Thursday, September 12, 2013

nighttime running

before the ragnar, i had never run in the dark.  at dusk? sure.  at dawn? ha!  you know me better than that!  not a chance.

i was nervous about the nighttime run.  if we all ran on schedule, i would be running at about 3:00.  in. the. morning.  it's fine to stay up until then, but run at that time?  i wasn't sure how that was going to go.

i probably should have practiced running at night.  after all, there was the reflective vest to maneuver, the blinking light to figure out, the headlamp to get adjusted to.  but i didn't.  because... well, i have no reason for why i procrastinated.

i ended up running at 2am.  the nighttime run ended up being my favorite part of the ragnar!  although i had my ipod with me, i never once turned it on.  i listened to the crickets.the river.a passing train.my heartbeat.the wind in the grass.the runner's footfalls behind me.the silence that wasn't silent.  everything had a surreal quality to it.  it was absolutely amazing.


what is your experience with nighttime running?  do you incorporate into your running schedule or avoid it?

Sunday, September 8, 2013

post ragnar

i am not sure what to say about the ragnar.  was it something incredible?  yes.  was it something challenging?  yes.  was it something fun?  yes.  kinda. sorta. maybe?  was it something i would do again?  i... i really don't know.  i'm tired and sleep-deprived and tired and sore and tired. i'd like to say a resounding 'yes' because it was incredible and challenging and fun, but i am not sure i am there yet.  give me a day or two to sleep and my answer will probably be different.

my teammates were fast.  that is a good thing because as a team we needed to average under 11 minute miles.  as my team was speeding along, breaking their proposed times, i was plodding along, right at pace or a little better.  i felt like i held the team back.  i don't think they minded and they never made me feel like a burden, it is just something i felt.  i often feel inadequate as a runner and i am not sure why ...especially considering i am doing something that many runners never even think about attempting.

my first run was an 11:39 pace and my nighttime run was 11:32 (<--- check out that bad-ass time!).  it was all going okay until the third run.  and just let me get my excuses out of the way first.
1) it was hot, right at the noon-time sun.
2) it was hillier than i expected.  yes, even though i saw the elevation changes and practiced running hills, this was more than i bargained for.
3) it was steeper than i expected.
4) i ran out of water.
5) my legs were shot from not having enough time to recover.
the third run sucked.  it sucked, it sucked, it sucked!  15:09 minute miles and i am surprised it was even that fast.
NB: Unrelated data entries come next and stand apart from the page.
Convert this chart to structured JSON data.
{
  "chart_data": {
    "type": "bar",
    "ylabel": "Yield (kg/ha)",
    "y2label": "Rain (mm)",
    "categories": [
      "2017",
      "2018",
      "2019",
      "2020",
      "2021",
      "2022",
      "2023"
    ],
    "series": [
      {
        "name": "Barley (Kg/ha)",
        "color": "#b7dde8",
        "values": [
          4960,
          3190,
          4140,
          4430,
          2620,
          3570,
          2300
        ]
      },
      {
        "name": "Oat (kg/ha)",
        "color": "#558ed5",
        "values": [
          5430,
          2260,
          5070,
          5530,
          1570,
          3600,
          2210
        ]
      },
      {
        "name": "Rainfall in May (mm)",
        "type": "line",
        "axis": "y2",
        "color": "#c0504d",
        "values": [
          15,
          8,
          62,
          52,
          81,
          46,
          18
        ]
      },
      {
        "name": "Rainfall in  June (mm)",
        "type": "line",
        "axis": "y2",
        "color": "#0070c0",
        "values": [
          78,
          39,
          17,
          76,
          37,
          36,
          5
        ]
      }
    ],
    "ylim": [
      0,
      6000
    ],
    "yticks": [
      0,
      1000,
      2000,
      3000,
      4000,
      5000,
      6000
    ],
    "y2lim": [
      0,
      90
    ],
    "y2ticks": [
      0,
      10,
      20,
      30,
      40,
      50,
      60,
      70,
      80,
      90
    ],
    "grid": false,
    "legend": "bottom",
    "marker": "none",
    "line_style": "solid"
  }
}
i got to the leg exchange and was so thrilled to be done.  i just stopped functioning after that.  i stopped thinking, i stopped comprehending what everyone was conversing about, i stopped talking, i wasn't hungry, i didn't want to walk anywhere.  i didn't even care about crossing the finish line when j came through (although we all did as a team).

maybe that is a normal reaction for a first time ragnarian.  i don't know.  i have never felt that way after any other race.  so in addition to running an unique 200-mile-relay, that makes completing the ragnar unique.

the ragnar is over.  i did it.  it took me to my limits as a runner.  and the view from here?  wide open with possibilities.  so would i do it again?  yes.